In clinical and research studies, images obtained using carrier-added meta-[¹²³I]iodobenzylguanidine (c.a. [¹²³I]MIBG) have shown quite variable quality, with varying levels of uptake in lung, liver and mediastinum; this is a significant problem for quantification of the myocardial uptake by means of region ratios. First experimental and preliminary human data in respect of no-carrier-added (n.c.a.) [¹²³I]MIBG are indicative of improved imaging quality. The aim of the present study was to evaluate the clinical value of myocardial scintigraphy with n.c.a. [¹²³I]MIBG in patients with tachyarrhythmias. The study population comprised 24 patients with tachyarrhythmogenic diseases routinely studied by cardiac single-photon emission tomography (SPET) with [¹²³I]MIBG. Twelve of the 24 patients were studied with c.a. [¹²³I]MIBG (seven females and five males; mean age 42±13 years, range 20–60 years), whereas the other 12 were studied with n.c.a. [¹²³I]MIBG (ten females, two males; mean age 41±11 years, range 18–60 years, P=NS). For quantification of the specific uptake in the different organs, count ratios were calculated on SPET images acquired 4 h p.i.

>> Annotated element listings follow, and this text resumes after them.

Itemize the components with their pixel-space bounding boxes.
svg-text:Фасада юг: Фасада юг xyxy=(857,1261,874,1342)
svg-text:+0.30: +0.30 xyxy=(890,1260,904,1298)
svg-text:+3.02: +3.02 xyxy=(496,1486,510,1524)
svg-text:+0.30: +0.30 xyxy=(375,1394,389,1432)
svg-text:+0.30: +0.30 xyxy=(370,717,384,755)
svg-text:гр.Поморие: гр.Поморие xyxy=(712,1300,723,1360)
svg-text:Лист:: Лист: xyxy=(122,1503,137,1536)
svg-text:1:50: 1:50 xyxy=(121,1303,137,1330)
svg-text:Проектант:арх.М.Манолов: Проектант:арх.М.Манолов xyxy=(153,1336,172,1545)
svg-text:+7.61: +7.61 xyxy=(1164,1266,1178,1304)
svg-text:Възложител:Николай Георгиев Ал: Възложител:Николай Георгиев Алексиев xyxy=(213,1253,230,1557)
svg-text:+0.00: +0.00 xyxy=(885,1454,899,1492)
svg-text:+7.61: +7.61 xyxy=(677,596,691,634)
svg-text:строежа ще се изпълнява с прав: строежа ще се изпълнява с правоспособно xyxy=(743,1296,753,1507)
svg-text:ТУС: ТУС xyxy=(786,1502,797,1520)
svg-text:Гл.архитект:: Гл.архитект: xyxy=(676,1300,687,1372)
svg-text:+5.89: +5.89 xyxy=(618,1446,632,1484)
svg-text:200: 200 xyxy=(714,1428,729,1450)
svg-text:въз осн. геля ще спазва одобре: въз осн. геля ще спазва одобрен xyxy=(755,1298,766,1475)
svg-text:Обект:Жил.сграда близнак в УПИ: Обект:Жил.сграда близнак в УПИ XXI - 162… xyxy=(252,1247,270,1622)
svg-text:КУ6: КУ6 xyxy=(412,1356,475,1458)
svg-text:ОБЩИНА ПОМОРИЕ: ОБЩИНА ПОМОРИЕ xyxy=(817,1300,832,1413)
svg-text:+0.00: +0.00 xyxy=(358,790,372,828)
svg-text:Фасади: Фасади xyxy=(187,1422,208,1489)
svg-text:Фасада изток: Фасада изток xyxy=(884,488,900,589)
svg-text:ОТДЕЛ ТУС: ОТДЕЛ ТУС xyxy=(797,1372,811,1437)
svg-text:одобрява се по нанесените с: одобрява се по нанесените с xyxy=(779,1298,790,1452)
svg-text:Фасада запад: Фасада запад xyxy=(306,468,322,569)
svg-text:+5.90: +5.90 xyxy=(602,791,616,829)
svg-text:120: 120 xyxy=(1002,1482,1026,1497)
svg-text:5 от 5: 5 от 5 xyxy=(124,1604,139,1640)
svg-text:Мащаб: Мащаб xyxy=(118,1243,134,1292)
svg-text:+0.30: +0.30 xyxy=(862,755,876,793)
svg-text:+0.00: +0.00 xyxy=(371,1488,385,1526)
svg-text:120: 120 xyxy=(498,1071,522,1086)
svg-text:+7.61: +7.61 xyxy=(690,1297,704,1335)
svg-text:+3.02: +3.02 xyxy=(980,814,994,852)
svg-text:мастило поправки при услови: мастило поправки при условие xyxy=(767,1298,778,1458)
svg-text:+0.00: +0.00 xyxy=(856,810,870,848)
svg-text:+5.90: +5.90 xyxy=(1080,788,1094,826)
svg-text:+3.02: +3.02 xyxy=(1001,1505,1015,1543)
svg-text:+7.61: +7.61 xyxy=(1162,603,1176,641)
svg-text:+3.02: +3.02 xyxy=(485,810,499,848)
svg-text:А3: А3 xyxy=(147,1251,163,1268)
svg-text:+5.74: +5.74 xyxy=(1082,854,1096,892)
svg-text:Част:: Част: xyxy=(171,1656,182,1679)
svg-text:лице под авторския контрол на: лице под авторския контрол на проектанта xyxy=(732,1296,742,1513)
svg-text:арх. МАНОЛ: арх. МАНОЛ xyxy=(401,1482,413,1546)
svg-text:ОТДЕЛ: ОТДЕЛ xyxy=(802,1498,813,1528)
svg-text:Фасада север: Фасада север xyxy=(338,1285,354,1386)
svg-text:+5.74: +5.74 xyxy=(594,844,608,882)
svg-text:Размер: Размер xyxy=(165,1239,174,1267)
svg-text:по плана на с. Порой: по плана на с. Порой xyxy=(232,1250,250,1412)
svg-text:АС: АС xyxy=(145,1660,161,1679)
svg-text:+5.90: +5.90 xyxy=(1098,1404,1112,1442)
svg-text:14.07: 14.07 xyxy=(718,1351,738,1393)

Visual analysis of all [¹²³I]MIBG scans showed improved image quality (improved contrast between heart and neighbouring organs) in n.c.a. studies as compared with c.a. studies. A significantly higher heart/left atrial blood ratio was found in the n.c.a. studies as compared with the c.a. studies (10.3±3.2 vs 5.3±1.3, P=0.0003); furthermore, significantly higher heart/lung and heart/liver ratios (2.5±0.6 vs 1.5±0.3, P=0.0002, and 0.8±0.2 vs 0.6±0.1, P=0.0006, respectively) were obtained in the c.a. studies, whereas lung/left atrial blood and liver/left atrial blood ratios showed no significant differences (4.2±1.3 vs 3.6±1.1, P=0.39, and 13.7±5.2 vs 9.6±2.2, P=0.21, respectively). In conclusion, the use of n.c.a. [¹²³I]MIBG yields a significantly higher myocardial uptake associated with improvement in contrast between the heart and neighbouring organs and is therefore superior to the commercially available c.a. [¹²³I]MIBG for use in clinical and research studies of the myocardial presynaptic sympathetic nervous system. Furthermore, our data indicate that for quantification the use of a left atrial blood reference region of interest, which is only available on SPET studies, is to be recommended.